When touring I have a couple of pumps like the Topeak Road Morph that work as a tiny track pump and have had no problem getting good pressure. I also take an adapter to allow garage air lines to be used. And contrary to the comments above these will readily go to explosion level if pushed.

The car rental places at the airports are perfect for getting air......

Final comment, I believe plane tyres are inflated with nitrogen.......


----------



## Kirstie (22 Jan 2011)

I found out recently that you're allowed to pack two CO2 canisters in a bike bag that you're going to check in. So even if you do let your tyres down, take a couple of those and you'll be sorted in no time at the other end.


----------



## frank9755 (23 Jan 2011)

jay clock said:


> just let them down.




There are two reasons you don't want to do that!

1. Half of the time you are not asked if you have deflated them

2. Bikes, even in a bag often seem to get get dragged along on their wheels. Having air in protects both your tyres and rims. 

Obviously, if someone insists or does it for you, you don't have any choice, but why concede if you don't have to?


----------



## frank9755 (23 Jan 2011)

Brains said:


> Whilst we can all agree that a tyre going BANG! is not going to do any damage to anything other than the innertube that does not stop an aircraft returning to the stand to find out what caused the bang.
> (I speak from _[irrelevant]_ experience here. Half a day late back from HK due to an alarm clock in a back going off in a bag in the hold)



That's not the point - the tyre won't go 'bang'. 

I have never come across a reported example of this happening!


----------



## Brains (23 Jan 2011)

frank9755 said:


> That's not the point - the tyre won't go 'bang'.
> 
> I have never come across a reported example of this happening!



errrr, why not ?
You must be one of the few people that have never had a tyre go bang. 
I've had at least 4 that I can remember.
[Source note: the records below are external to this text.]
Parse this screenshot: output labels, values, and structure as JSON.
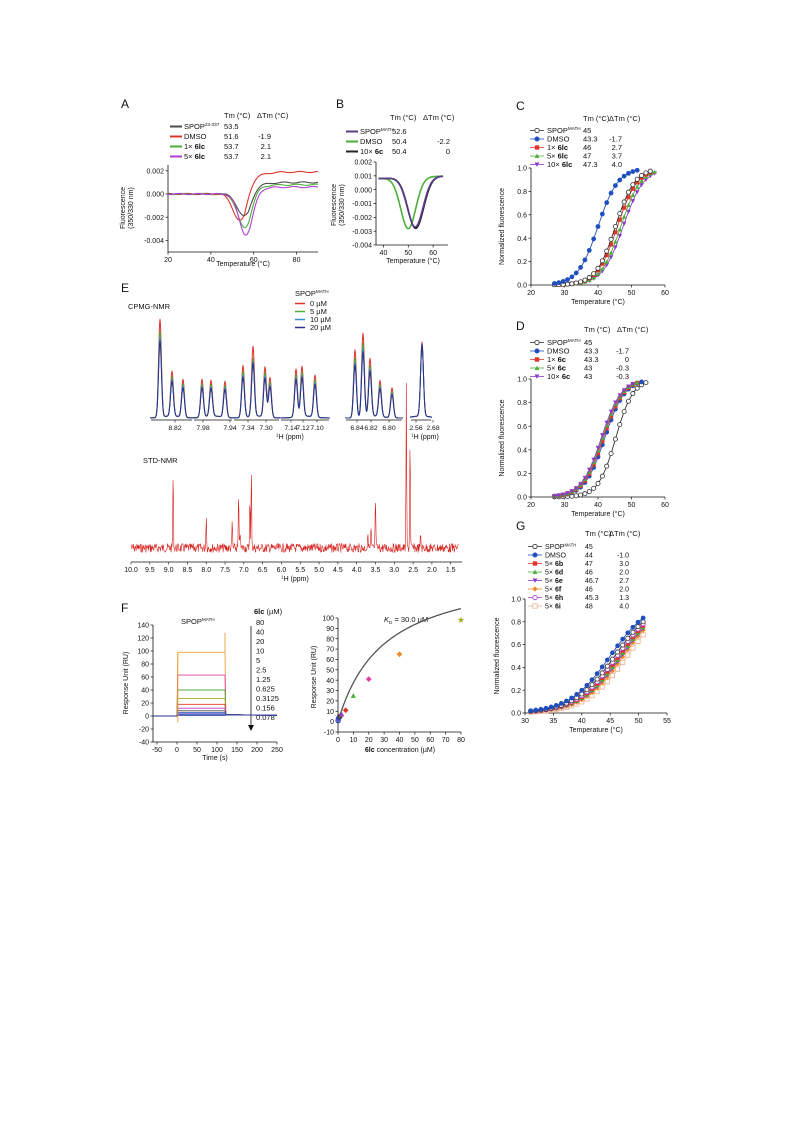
{
  "panels": {
    "A": {
      "letter": "A",
      "header_tm": "Tm (°C)",
      "header_dtm": "ΔTm (°C)",
      "legend": [
        {
          "name": "SPOP",
          "sup": "23-337",
          "tm": "53.5",
          "dtm": "",
          "color": "#4a4a4a"
        },
        {
          "name": "DMSO",
          "sup": "",
          "tm": "51.6",
          "dtm": "-1.9",
          "color": "#e0352b"
        },
        {
          "name": "1× ",
          "bold": "6lc",
          "tm": "53.7",
          "dtm": "2.1",
          "color": "#4cae3b"
        },
        {
          "name": "5× ",
          "bold": "6lc",
          "tm": "53.7",
          "dtm": "2.1",
          "color": "#b040d0"
        }
      ],
      "ylabel1": "Fluorescence",
      "ylabel2": "(350/330 nm)",
      "xlabel": "Temperature (°C)",
      "xticks": [
        "20",
        "40",
        "60",
        "80"
      ],
      "yticks": [
        "0.002",
        "0.000",
        "-0.002",
        "-0.004"
      ]
    },
    "B": {
      "letter": "B",
      "header_tm": "Tm (°C)",
      "header_dtm": "ΔTm (°C)",
      "legend": [
        {
          "name": "SPOP",
          "sup": "MATH",
          "tm": "52.6",
          "dtm": "",
          "color": "#5a3d8a"
        },
        {
          "name": "DMSO",
          "sup": "",
          "tm": "50.4",
          "dtm": "-2.2",
          "color": "#4cae3b"
        },
        {
          "name": "10× ",
          "bold": "6c",
          "tm": "50.4",
          "dtm": "0",
          "color": "#222222"
        }
      ],
      "ylabel1": "Fluorescence",
      "ylabel2": "(350/330 nm)",
      "xlabel": "Temperature (°C)",
      "xticks": [
        "40",
        "50",
        "60"
      ],
      "yticks": [
        "0.002",
        "0.001",
        "0.000",
        "-0.001",
        "-0.002",
        "-0.003",
        "-0.004"
      ]
    },
    "C": {
      "letter": "C",
      "header_tm": "Tm (°C)",
      "header_dtm": "ΔTm (°C)",
      "legend": [
        {
          "name": "SPOP",
          "sup": "MATH",
          "tm": "45",
          "dtm": "",
          "color": "#333333",
          "marker": "circle-open"
        },
        {
          "name": "DMSO",
          "sup": "",
          "tm": "43.3",
          "dtm": "-1.7",
          "color": "#1f4fbf",
          "marker": "circle"
        },
        {
          "name": "1× ",
          "bold": "6lc",
          "tm": "46",
          "dtm": "2.7",
          "color": "#e0352b",
          "marker": "square"
        },
        {
          "name": "5× ",
          "bold": "6lc",
          "tm": "47",
          "dtm": "3.7",
          "color": "#4cae3b",
          "marker": "triangle"
        },
        {
          "name": "10× ",
          "bold": "6lc",
          "tm": "47.3",
          "dtm": "4.0",
          "color": "#8a3cc8",
          "marker": "triangle-down"
        }
      ],
      "ylabel": "Normalized fluorescence",
      "xlabel": "Temperature (°C)",
      "xticks": [
        "20",
        "30",
        "40",
        "50",
        "60"
      ],
      "yticks": [
        "0.0",
        "0.2",
        "0.4",
        "0.6",
        "0.8",
        "1.0"
      ]
    },
    "D": {
      "letter": "D",
      "header_tm": "Tm (°C)",
      "header_dtm": "ΔTm (°C)",
      "legend": [
        {
          "name": "SPOP",
          "sup": "MATH",
          "tm": "45",
          "dtm": "",
          "color": "#333333",
          "marker": "circle-open"
        },
        {
          "name": "DMSO",
          "sup": "",
          "tm": "43.3",
          "dtm": "-1.7",
          "color": "#1f4fbf",
          "marker": "circle"
        },
        {
          "name": "1× ",
          "bold": "6c",
          "tm": "43.3",
          "dtm": "0",
          "color": "#e0352b",
          "marker": "square"
        },
        {
          "name": "5× ",
          "bold": "6c",
          "tm": "43",
          "dtm": "-0.3",
          "color": "#4cae3b",
          "marker": "triangle"
        },
        {
          "name": "10× ",
          "bold": "6c",
          "tm": "43",
          "dtm": "-0.3",
          "color": "#8a3cc8",
          "marker": "triangle-down"
        }
      ],
      "ylabel": "Normalized fluorescence",
      "xlabel": "Temperature (°C)",
      "xticks": [
        "20",
        "30",
        "40",
        "50",
        "60"
      ],
      "yticks": [
        "0.0",
        "0.2",
        "0.4",
        "0.6",
        "0.8",
        "1.0"
      ]
    },
    "E": {
      "letter": "E",
      "cpmg_title": "CPMG-NMR",
      "std_title": "STD-NMR",
      "legend_title": "SPOP",
      "legend_sup": "MATH",
      "legend": [
        {
          "name": "0 µM",
          "color": "#e0352b"
        },
        {
          "name": "5 µM",
          "color": "#4cae3b"
        },
        {
          "name": "10 µM",
          "color": "#3a8fd0"
        },
        {
          "name": "20 µM",
          "color": "#2a2f8a"
        }
      ],
      "cpmg_ticks": [
        "8.82",
        "7.98",
        "7.94",
        "7.34",
        "7.30",
        "7.14",
        "7.12",
        "7.10",
        "6.84",
        "6.82",
        "6.80",
        "2.56",
        "2.68"
      ],
      "cpmg_xlabel": "H (ppm)",
      "cpmg_xlabel_sup": "1",
      "std_xticks": [
        "10.0",
        "9.5",
        "9.0",
        "8.5",
        "8.0",
        "7.5",
        "7.0",
        "6.5",
        "6.0",
        "5.5",
        "5.0",
        "4.5",
        "4.0",
        "3.5",
        "3.0",
        "2.5",
        "2.0",
        "1.5"
      ],
      "std_xlabel": "H (ppm)",
      "std_xlabel_sup": "1"
    },
    "F": {
      "letter": "F",
      "spr_title": "SPOP",
      "spr_title_sup": "MATH",
      "conc_header": "6lc",
      "conc_unit": " (µM)",
      "concentrations": [
        "80",
        "40",
        "20",
        "10",
        "5",
        "2.5",
        "1.25",
        "0.625",
        "0.3125",
        "0.156",
        "0.078"
      ],
      "ylabel": "Response Unit (RU)",
      "xlabel": "Time (s)",
      "xticks": [
        "-50",
        "0",
        "50",
        "100",
        "150",
        "200",
        "250"
      ],
      "yticks": [
        "140",
        "120",
        "100",
        "80",
        "60",
        "40",
        "20",
        "0",
        "-20",
        "-40"
      ],
      "kd_label": "K",
      "kd_sub": "D",
      "kd_value": " = 30.0 µM",
      "fit_ylabel": "Response Unit (RU)",
      "fit_xlabel_bold": "6lc",
      "fit_xlabel": " concentration (µM)",
      "fit_xticks": [
        "0",
        "10",
        "20",
        "30",
        "40",
        "50",
        "60",
        "70",
        "80"
      ],
      "fit_yticks": [
        "100",
        "90",
        "80",
        "70",
        "60",
        "50",
        "40",
        "30",
        "20",
        "10",
        "0",
        "-10"
      ]
    },
    "G": {
      "letter": "G",
      "header_tm": "Tm (°C)",
      "header_dtm": "ΔTm (°C)",
      "legend": [
        {
          "name": "SPOP",
          "sup": "MATH",
          "tm": "45",
          "dtm": "",
          "color": "#333333",
          "marker": "circle-open"
        },
        {
          "name": "DMSO",
          "sup": "",
          "tm": "44",
          "dtm": "-1.0",
          "color": "#1f4fbf",
          "marker": "circle"
        },
        {
          "name": "5× ",
          "bold": "6b",
          "tm": "47",
          "dtm": "3.0",
          "color": "#e0352b",
          "marker": "square"
        },
        {
          "name": "5× ",
          "bold": "6d",
          "tm": "46",
          "dtm": "2.0",
          "color": "#4cae3b",
          "marker": "triangle"
        },
        {
          "name": "5× ",
          "bold": "6e",
          "tm": "46.7",
          "dtm": "2.7",
          "color": "#8a3cc8",
          "marker": "triangle-down"
        },
        {
          "name": "5× ",
          "bold": "6f",
          "tm": "46",
          "dtm": "2.0",
          "color": "#f08a24",
          "marker": "diamond"
        },
        {
          "name": "5× ",
          "bold": "6h",
          "tm": "45.3",
          "dtm": "1.3",
          "color": "#b040d0",
          "marker": "circle-open"
        },
        {
          "name": "5× ",
          "bold": "6i",
          "tm": "48",
          "dtm": "4.0",
          "color": "#e8b090",
          "marker": "square-open"
        }
      ],
      "ylabel": "Normalized fluorescence",
      "xlabel": "Temperature (°C)",
      "xticks": [
        "30",
        "35",
        "40",
        "45",
        "50",
        "55"
      ],
      "yticks": [
        "0.0",
        "0.2",
        "0.4",
        "0.6",
        "0.8",
        "1.0"
      ]
    }
  },
  "chart_data": [
    {
      "panel": "A",
      "type": "line",
      "xlabel": "Temperature (°C)",
      "ylabel": "Fluorescence (350/330 nm)",
      "xlim": [
        20,
        90
      ],
      "ylim": [
        -0.005,
        0.0025
      ],
      "series": [
        {
          "name": "SPOP23-337",
          "color": "#4a4a4a",
          "tm": 53.5
        },
        {
          "name": "DMSO",
          "color": "#e0352b",
          "tm": 51.6
        },
        {
          "name": "1× 6lc",
          "color": "#4cae3b",
          "tm": 53.7
        },
        {
          "name": "5× 6lc",
          "color": "#b040d0",
          "tm": 53.7
        }
      ]
    },
    {
      "panel": "B",
      "type": "line",
      "xlabel": "Temperature (°C)",
      "ylabel": "Fluorescence (350/330 nm)",
      "xlim": [
        37,
        66
      ],
      "ylim": [
        -0.004,
        0.002
      ],
      "series": [
        {
          "name": "SPOPMATH",
          "color": "#5a3d8a",
          "tm": 52.6
        },
        {
          "name": "DMSO",
          "color": "#4cae3b",
          "tm": 50.4
        },
        {
          "name": "10× 6c",
          "color": "#222222",
          "tm": 50.4
        }
      ]
    },
    {
      "panel": "C",
      "type": "line",
      "xlabel": "Temperature (°C)",
      "ylabel": "Normalized fluorescence",
      "xlim": [
        20,
        60
      ],
      "ylim": [
        0,
        1.0
      ],
      "series": [
        {
          "name": "SPOPMATH",
          "tm": 45
        },
        {
          "name": "DMSO",
          "tm": 43.3
        },
        {
          "name": "1× 6lc",
          "tm": 46
        },
        {
          "name": "5× 6lc",
          "tm": 47
        },
        {
          "name": "10× 6lc",
          "tm": 47.3
        }
      ]
    },
    {
      "panel": "D",
      "type": "line",
      "xlabel": "Temperature (°C)",
      "ylabel": "Normalized fluorescence",
      "xlim": [
        20,
        60
      ],
      "ylim": [
        0,
        1.0
      ],
      "series": [
        {
          "name": "SPOPMATH",
          "tm": 45
        },
        {
          "name": "DMSO",
          "tm": 43.3
        },
        {
          "name": "1× 6c",
          "tm": 43.3
        },
        {
          "name": "5× 6c",
          "tm": 43
        },
        {
          "name": "10× 6c",
          "tm": 43
        }
      ]
    },
    {
      "panel": "F-fit",
      "type": "scatter",
      "xlabel": "6lc concentration (µM)",
      "ylabel": "Response Unit (RU)",
      "xlim": [
        0,
        80
      ],
      "ylim": [
        -10,
        100
      ],
      "kd": 30.0,
      "points": [
        {
          "x": 0.078,
          "y": 1,
          "color": "#2a2f8a"
        },
        {
          "x": 0.156,
          "y": 2,
          "color": "#3a8fd0"
        },
        {
          "x": 0.3125,
          "y": 3,
          "color": "#8a3cc8"
        },
        {
          "x": 0.625,
          "y": 4,
          "color": "#1f4fbf"
        },
        {
          "x": 1.25,
          "y": 5,
          "color": "#4a4a4a"
        },
        {
          "x": 2.5,
          "y": 7,
          "color": "#b040d0"
        },
        {
          "x": 5,
          "y": 11,
          "color": "#e0352b"
        },
        {
          "x": 10,
          "y": 25,
          "color": "#4cae3b"
        },
        {
          "x": 20,
          "y": 41,
          "color": "#e040a0"
        },
        {
          "x": 40,
          "y": 65,
          "color": "#f08a24"
        },
        {
          "x": 80,
          "y": 98,
          "color": "#a0b020"
        }
      ]
    },
    {
      "panel": "G",
      "type": "line",
      "xlabel": "Temperature (°C)",
      "ylabel": "Normalized fluorescence",
      "xlim": [
        30,
        55
      ],
      "ylim": [
        0,
        1.0
      ],
      "series": [
        {
          "name": "SPOPMATH",
          "tm": 45
        },
        {
          "name": "DMSO",
          "tm": 44
        },
        {
          "name": "5× 6b",
          "tm": 47
        },
        {
          "name": "5× 6d",
          "tm": 46
        },
        {
          "name": "5× 6e",
          "tm": 46.7
        },
        {
          "name": "5× 6f",
          "tm": 46
        },
        {
          "name": "5× 6h",
          "tm": 45.3
        },
        {
          "name": "5× 6i",
          "tm": 48
        }
      ]
    }
  ]
}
Two caused by glass, one caused by over inflation, one caused by a tyre wall failing.
No reason why a tyre should not go bang in an aircraft hold, have you seen how sharp the damaged corners of the aluminum containers they use for bags get ?


----------



## frank9755 (24 Jan 2011)

I had thought it was obvious from the context that I meant 'go bang while in an Aircraft'.

My mistake!


----------



## recombodna (23 Sep 2011)

"Most forecourt pumps can't get to a high enough pressure, about 50 psi max, "


A forecourt pump will blow your tyre clean off the rim if you're not careful. ( In my experience anyway)


----------



## Ticktockmy (24 Sep 2011)

If you see how bikes and other luggage is handled by some baggage handling teams, when loading or unloading the smaller planes then worring about if to deflate your tyres is least of the problem. personally I always deflate the tyres, but only till they are a little soggy, then they will still protect the rim when some hairy arsed handler drags it from the hold or pod. or decides it is easier to drop the bike out of the hold rather than put it on the Conveyer belt.

One point to know, these days apart from BA, the checkin and Luggage handling is outsourced to other companies, its best to find out who handles the airline and chat with them as to what rules they apply.
Bob G.


----------



## doog (24 Sep 2011)

My tyre exploded (tyre / rim problem) as I was cycling away from Girona airport, it must have been mighty close to going at 30,000 feet with the estimated extra 14psi that occurs with a flight.


----------



## Mitz (24 Sep 2011)

I flew with my bike to the UK with BMI Baby and back with Ryanair. BMI Baby ask you to deflate tyres as a condition of carriage. Ryanair say that you can leave them inflated. However having been to the check in desk you have to take it to the oversize luggage desk, and there the airport security check it. I was immediately made to deflate both tyres even though the airline were happy to leave them inflated. He said if they werent deflated then they werent going on the plane. It's only common sense really I guess


----------



## gotanypegsdave (12 Nov 2012)

Fuselage pressurised to the equivalent of 2000 m. I'm sure many of us have happily cycled at over 5000 m. Nothing happens. The whole thing is nonsense, but it doesn't stop airline personnel enforcing it. Rather like mobile phones in petrol stations.


----------